夜拂泠渐渐微弱的呼吸声仿若无声的力量一点点扼住他的喉咙,这不就是他想要的吗?让她去死,去给师弟陪葬。
可是,烦躁的,纠结的,愠怒的情绪撕咬着李命颜的心脏。仅存的理智告诉他,不该帮她。可是呢?
环顾四周,醉人居客人都习以为常的喝着酒,甚至还有人看着热闹,下注押夜拂泠会不会在台上就被打死。
没有人关心她的死活,甚至她的悲惨是他们的谈资,笑话。
不远处的李命颜下意识收紧握着杯子的手,装着西域葡萄酒的杯子出现了些微的裂痕,暗红色的葡萄酒顺着裂缝流淌下来,像极了古琴上一滴滴流淌下来的血液。
就在这时,一股巨大的力量狠狠的掀翻了打手们,夜拂泠感到落在身上的棍棒忽的停止。
她勉强抬眼,只看到面前,一双黑色的靴子。
紧接着,一个声音响起,冷冷的,带着嗜血的怒意。
“滚。”
时间是一个很奇怪的东西。
当你飘荡于磨难的激流时,时间似乎总是凝固在苦涩之中不肯流动分毫,迫使人在刻骨的孤独中体会着再也没有明天的梦靥。
直到。直到。
直到早已习惯把夜风当做拥抱,把干粮当做佳肴,不再期盼所谓‘一切都会变好’,你以为着乌黑的、绝望的黑暗就是“命运”的时候,那煎熬的、迷失的梦靥,忽然消融在一片不知从何而来的温暖里。
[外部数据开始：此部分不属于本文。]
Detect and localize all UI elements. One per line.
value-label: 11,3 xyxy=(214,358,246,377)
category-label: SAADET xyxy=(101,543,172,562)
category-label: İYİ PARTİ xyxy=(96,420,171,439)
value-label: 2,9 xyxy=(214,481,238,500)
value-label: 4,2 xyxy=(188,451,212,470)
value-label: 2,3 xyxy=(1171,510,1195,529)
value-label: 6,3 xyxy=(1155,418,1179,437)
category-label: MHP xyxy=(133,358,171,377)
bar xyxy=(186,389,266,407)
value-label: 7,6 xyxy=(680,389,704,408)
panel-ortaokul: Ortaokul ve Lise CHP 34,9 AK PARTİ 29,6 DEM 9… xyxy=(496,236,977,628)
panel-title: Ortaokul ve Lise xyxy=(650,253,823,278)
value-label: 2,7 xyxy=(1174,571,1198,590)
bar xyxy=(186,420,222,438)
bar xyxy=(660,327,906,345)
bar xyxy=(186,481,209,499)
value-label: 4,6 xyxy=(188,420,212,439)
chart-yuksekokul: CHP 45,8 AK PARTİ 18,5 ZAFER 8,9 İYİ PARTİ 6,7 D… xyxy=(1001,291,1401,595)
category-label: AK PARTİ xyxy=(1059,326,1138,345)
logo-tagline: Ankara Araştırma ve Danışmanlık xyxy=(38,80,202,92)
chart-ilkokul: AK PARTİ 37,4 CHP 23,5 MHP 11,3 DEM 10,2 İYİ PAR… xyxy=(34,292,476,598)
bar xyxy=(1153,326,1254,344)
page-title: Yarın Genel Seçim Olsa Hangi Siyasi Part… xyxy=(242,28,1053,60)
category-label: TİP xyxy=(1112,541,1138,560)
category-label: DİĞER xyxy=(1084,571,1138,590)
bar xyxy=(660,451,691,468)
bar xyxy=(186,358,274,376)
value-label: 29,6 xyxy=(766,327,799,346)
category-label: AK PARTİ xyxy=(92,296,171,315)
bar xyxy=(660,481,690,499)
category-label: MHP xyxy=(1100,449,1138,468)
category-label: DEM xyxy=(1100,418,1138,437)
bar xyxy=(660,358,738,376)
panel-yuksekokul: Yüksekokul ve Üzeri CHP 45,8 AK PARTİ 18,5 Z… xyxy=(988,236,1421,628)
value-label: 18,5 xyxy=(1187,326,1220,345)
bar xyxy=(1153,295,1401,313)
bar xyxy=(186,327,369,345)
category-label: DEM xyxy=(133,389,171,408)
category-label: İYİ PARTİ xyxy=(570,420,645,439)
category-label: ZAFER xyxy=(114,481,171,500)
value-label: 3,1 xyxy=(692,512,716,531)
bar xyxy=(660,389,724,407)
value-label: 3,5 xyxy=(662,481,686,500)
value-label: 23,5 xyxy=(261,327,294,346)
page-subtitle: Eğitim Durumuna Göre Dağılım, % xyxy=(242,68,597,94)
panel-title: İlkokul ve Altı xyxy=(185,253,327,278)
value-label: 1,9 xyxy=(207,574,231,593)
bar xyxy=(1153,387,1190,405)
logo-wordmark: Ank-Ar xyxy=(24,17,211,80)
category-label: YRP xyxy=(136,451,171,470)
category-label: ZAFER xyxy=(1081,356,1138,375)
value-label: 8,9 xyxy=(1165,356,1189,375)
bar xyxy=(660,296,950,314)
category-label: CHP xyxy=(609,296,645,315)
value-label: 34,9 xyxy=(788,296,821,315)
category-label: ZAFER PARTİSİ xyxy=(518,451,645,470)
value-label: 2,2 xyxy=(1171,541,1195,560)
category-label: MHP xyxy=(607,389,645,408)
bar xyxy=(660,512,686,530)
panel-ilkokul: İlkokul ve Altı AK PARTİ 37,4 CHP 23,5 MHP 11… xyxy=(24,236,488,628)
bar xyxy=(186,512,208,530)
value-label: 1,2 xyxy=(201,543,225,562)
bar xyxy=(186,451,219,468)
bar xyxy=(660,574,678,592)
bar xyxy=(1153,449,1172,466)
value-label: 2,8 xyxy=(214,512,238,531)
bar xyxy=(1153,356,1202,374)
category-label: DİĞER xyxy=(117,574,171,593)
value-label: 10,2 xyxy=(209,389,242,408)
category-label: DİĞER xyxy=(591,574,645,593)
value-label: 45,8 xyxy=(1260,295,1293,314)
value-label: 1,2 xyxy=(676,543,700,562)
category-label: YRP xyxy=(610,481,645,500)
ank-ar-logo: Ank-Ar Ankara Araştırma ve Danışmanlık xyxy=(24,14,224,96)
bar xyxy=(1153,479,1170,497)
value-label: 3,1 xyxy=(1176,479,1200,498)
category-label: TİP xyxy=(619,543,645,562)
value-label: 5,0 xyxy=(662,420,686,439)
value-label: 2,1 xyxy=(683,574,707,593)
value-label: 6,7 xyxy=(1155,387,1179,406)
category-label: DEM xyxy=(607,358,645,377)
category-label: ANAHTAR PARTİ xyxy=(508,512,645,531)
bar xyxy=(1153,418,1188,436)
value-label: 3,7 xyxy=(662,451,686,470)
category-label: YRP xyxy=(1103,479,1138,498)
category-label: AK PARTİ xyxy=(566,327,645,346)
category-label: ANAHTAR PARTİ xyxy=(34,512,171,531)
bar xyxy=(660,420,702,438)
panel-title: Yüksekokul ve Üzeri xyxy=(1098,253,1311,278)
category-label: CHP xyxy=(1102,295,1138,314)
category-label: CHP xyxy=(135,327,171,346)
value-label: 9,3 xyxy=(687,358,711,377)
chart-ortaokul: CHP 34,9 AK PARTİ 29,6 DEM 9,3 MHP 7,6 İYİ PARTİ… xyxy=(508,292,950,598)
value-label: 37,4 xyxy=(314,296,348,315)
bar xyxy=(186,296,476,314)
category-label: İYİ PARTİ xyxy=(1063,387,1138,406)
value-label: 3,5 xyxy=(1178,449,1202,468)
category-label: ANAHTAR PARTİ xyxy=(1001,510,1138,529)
那天夜拂泠被李命颜所救,昏睡了一天一夜,醒来时,却意外的发现自己躺在素雅干净的房间里,身体被裹在被子里,有些疼痛,却也温暖。
她试着起身,却感到一阵风刮过来,紧接着就被按倒了。
“唔……”侧着身摔在床上,第一个闯进视线的,就是一双修长双腿,和那双昏倒前占据全部视野的,白色靴子。
“真是麻烦。”这是夜拂泠醒来听到的第一句话。
“喂,问你话。”
“哦……”夜拂泠忽然觉得奇怪,他为何救自己,难道是觉得这样死了太便宜自己了,“你说。”
“你恨他吗?”
“你指的是七夜,还是那个男子?”夜拂泠一时不知所措。
“当然不是师弟。”李命颜恼羞成怒。
“恨。”夜拂泠回答的干脆。
“为什么不还手,不喊人?”
“打不过他们,所以不还手。知道没人救我,所以不敢人。”
李命颜听到这个回答笑了笑,“我是不是该说你识时务啊!”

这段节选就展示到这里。